Bize Abdullah b. Yusuf, ona Malik b. Enes, ona Zeyd b. Eslem, ona Ebu Salih (Zekvân) es-Semmân, ona da Ebu Hureyre (ed-Devsî) Hz. Peygamber'in (sav) şöyle buyurduğunu rivayet etmiştir: "At bazısı için sevap kapısıdır. Bazısı için bir örtüdür. Bazısı için de günahtır. At, kendisi için sevap olan kimseye gelince, o kimse atını Allah yolunda kullanır. O kimse atın yularını da uzun tutup çayıra veya bahçeye salmıştır. At uzun yularıyla bu çayırda veya bahçede otlarken onun yediği her ot sahibi için bir sevap olarak yazılır. Şayet at yularını koparsa şahlanarak bir veya iki yüksek tepede koşsa, (bu dolaşmasındaki) ayak izleri hatta onun tezeği bile sahibine sevap kazandırır. Şayet o at, bir nehre gelse ve oradan su içse, sahibi onu sulamak istememiş olsa bile, içtiği su sahibi için sevap olur. İşte bu at sahibi için sevap vesilesidir. Atını insanlardan bir şey istememek ve iffetini korumak için besleyen, ancak Allah'ın hayvanı üzerindeki hakkını ve hayvanına eziyet etmemesi gerektiğini unutmayan kimse için de at bir örtüdür. Atını övünmek, gösteriş yapmak, Müslümanları ezmek için bağlayan kimse için ise bu at günah sebebi olur." Rasulullah'a (sav) eşekler hakkında soruldu. O (sav) da: "Bana, her hükmü bir araya getiren şu özet olan ayetten başka bir şey indirilmedi: 'Artık kim zerre ağırlığınca bir hayır işlerse, onun mükafatını görecektir. Kim de zerre ağırlığınca bir kötülük işlerse, onun cezasını görecektir' [Zilzal, 7-8] ayetini okudu."

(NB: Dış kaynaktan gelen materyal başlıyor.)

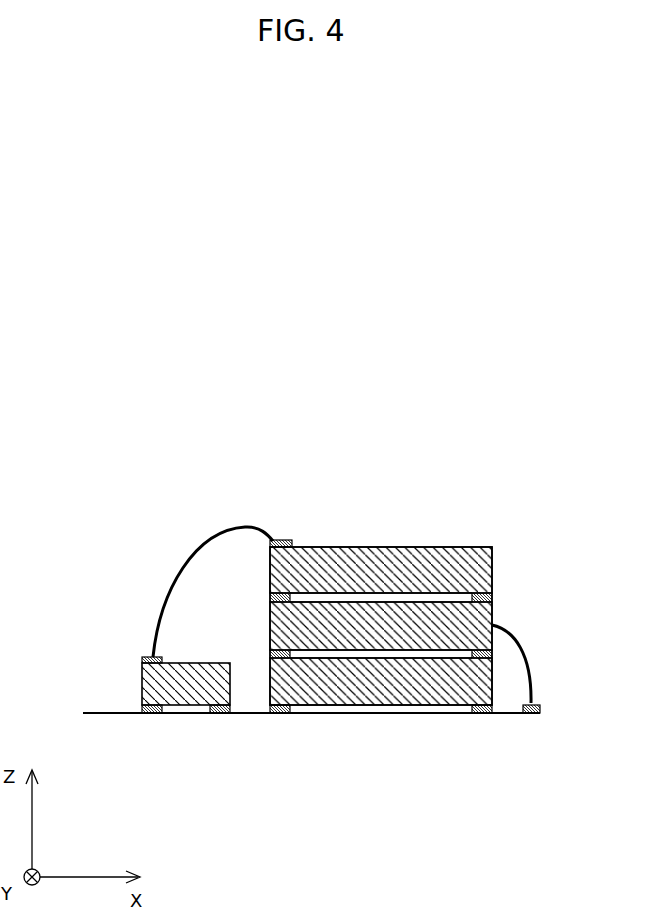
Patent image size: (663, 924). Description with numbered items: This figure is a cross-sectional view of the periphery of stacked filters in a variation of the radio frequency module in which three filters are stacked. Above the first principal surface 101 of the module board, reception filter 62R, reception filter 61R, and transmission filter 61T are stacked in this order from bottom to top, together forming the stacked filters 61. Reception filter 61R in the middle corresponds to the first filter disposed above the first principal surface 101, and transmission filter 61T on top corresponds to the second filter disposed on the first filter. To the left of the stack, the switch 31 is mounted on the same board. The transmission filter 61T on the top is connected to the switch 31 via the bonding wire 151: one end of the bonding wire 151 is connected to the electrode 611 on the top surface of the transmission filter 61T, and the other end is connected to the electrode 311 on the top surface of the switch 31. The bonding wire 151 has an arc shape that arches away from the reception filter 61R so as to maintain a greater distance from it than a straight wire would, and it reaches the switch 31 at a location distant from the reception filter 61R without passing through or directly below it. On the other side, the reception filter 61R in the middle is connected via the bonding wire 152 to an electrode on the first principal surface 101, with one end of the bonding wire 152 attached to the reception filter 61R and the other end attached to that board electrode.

The first principal surface 101 is at (105, 713).
The switch 31 is at (192, 663).
The electrode 311 is at (145, 657).
The stacked filters 61 is at (381, 617).
The transmission filter 61T is at (350, 550).
The reception filter 61R is at (389, 601).
The electrode 611 is at (287, 540).
The reception filter 62R is at (388, 705).
The bonding wire 151 is at (205, 532).
The bonding wire 152 is at (525, 650).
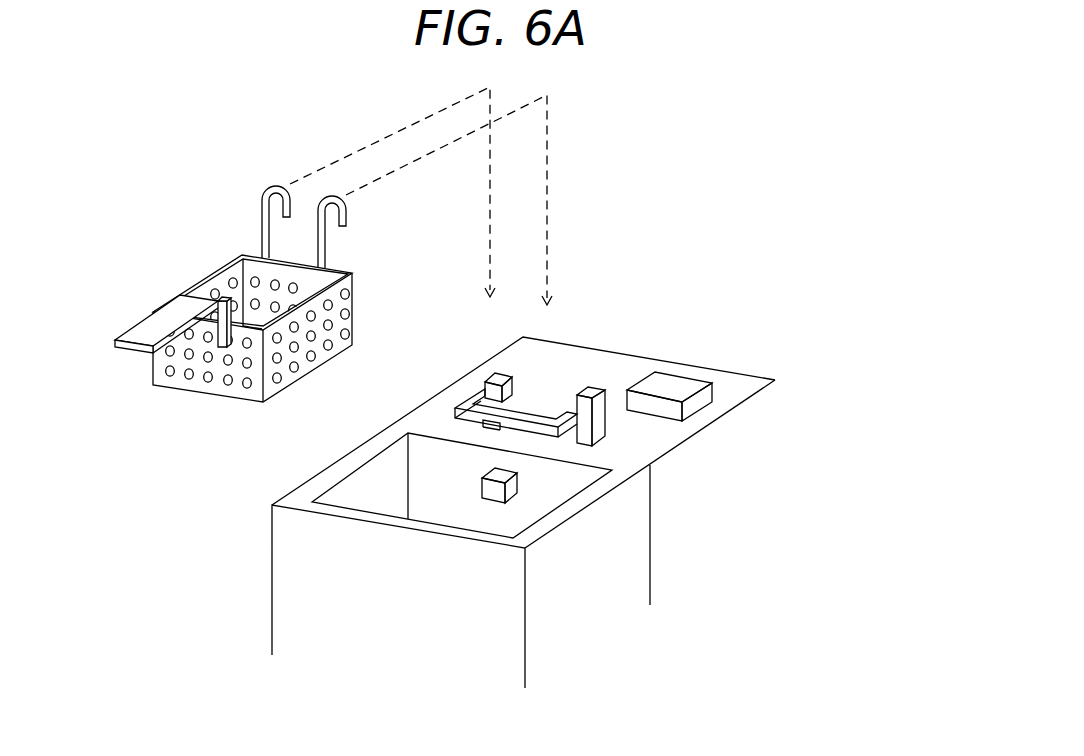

Bize Abdullah b. Muhammed, ona Abdürrezzak, ona Ma'mer, ona Eyyub ve Kesir b. Kesir, (bu arada bir diğerinin rivayetine ilavede bulunmaktadır) onlara Said b. Cübeyr, ona da İbn Abbas'ın söylediğine Hz. Peygamber (sav) şöyle buyurmuştur: "Allah, İsmail'in annesine rahmet etsin. Zemzemi kendi haline bıraksaydı -Suyu avuçlamasaydı da demiş olabilir- zemzem yeryüzünde akan bir pınar olurdu. Bilahare Cürhüm Kabilesi geldi ve 'Senin yanında konaklayıp yerleşmemize izin verir misin?' diye sordular. İsmail'in annesi 'Suda bir hakkınız olmamak şartıyla evet.' dedi. Onlar da 'Evet' diyerek bunu kabul ettiler."